A mother who was caught with a cannabis farm at her home tried to throw police off the scent by saying it was the noise of her sunbed.

Officers went to Emma Carter’s home in Salford looking for a wanted man for an unrelated matter. But then they heard a humming noise coming from a first floor bedroom, which Emma, 41, claimed was her daughter using the tanning machine, a court heard this week.

Led by their noses, the police officers thought they could smell marijuana so went into the bedroom where they found 20 plants of skunk growing in the bedroom. The humming noise was from the electrical hydroponic equipment that was being used to help the crop worth around £16,500.

Carter claimed the drugs were for her own medicinal use but later insisted it was set up because she owed money to her ex-boyfriend Anthony Sheffield. He was in prison at the time of the raid on December 28, 2018, and was not charged with offences.

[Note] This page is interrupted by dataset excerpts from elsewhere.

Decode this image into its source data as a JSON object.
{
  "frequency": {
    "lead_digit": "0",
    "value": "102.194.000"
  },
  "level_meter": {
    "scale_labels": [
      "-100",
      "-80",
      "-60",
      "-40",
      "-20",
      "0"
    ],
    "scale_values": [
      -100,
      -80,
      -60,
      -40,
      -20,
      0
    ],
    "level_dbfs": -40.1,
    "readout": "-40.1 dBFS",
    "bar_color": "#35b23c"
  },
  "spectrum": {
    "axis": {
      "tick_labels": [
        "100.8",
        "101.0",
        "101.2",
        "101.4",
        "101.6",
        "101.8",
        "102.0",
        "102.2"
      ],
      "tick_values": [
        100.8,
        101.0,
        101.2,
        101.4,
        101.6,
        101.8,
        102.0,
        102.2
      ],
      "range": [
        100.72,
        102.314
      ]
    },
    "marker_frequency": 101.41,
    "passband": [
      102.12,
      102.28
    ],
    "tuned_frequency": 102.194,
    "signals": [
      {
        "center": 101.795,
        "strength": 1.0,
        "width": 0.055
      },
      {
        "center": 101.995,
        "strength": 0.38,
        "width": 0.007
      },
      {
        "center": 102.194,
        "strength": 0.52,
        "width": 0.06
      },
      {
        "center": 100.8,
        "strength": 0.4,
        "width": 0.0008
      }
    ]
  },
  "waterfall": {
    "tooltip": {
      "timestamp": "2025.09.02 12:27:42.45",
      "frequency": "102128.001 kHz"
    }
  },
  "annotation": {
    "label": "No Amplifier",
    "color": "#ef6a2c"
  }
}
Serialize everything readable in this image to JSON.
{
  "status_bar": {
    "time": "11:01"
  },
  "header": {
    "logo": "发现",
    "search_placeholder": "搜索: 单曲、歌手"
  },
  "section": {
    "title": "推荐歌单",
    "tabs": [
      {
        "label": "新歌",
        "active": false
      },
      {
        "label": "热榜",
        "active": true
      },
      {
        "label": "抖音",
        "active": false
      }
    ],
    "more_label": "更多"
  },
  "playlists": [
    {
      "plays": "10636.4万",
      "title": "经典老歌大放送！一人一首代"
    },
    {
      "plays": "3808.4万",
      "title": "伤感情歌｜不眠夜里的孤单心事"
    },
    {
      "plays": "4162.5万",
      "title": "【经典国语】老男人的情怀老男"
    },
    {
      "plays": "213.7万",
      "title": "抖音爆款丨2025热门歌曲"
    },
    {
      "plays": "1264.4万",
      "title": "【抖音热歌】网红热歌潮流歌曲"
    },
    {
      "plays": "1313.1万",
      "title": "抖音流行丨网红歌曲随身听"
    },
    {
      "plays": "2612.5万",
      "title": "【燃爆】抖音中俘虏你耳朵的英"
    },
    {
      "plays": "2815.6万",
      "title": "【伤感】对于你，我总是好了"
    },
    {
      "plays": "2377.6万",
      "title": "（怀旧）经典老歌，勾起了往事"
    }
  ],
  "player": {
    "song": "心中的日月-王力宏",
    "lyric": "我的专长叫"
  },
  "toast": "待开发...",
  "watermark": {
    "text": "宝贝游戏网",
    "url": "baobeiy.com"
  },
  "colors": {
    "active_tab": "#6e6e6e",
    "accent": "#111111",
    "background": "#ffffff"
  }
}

In a statement Carter said: ‘I was put under pressure to allow others to set up and farm at my house due to debts I owed to my former partner Anthony Sheffield who was in prison at the time.



‘I was not responsible for taking care of the plants and I was not going to receive any financial benefit.’

Prosecutor Simone Flynn said: ‘She appears to fall within a lesser role and there was some pressure or coercion.’

Carter’s lawyer Stephen Williams said: ‘This defendant is clearly a vulnerable woman. She is a single parent looking after two children. She is unfortunate and has been the victim of more than one abusive relationship.

‘She found herself in a position where she was under a lot of pressure, had misplaced loyalty to him and allowed herself to be used.

‘She is a woman who needs support, craves support and responds to support. She is a woman who can reform.’

Sentencing Judge Richard Mansell QC said: ‘You were involved in the farm under direction and some pressure. I am not going to send you to prison and am going to make a community order instead.

‘You need help and have had difficulties over the years. You have been treated badly in relationships and subject to violence. I am happy you can be monitored in the community.’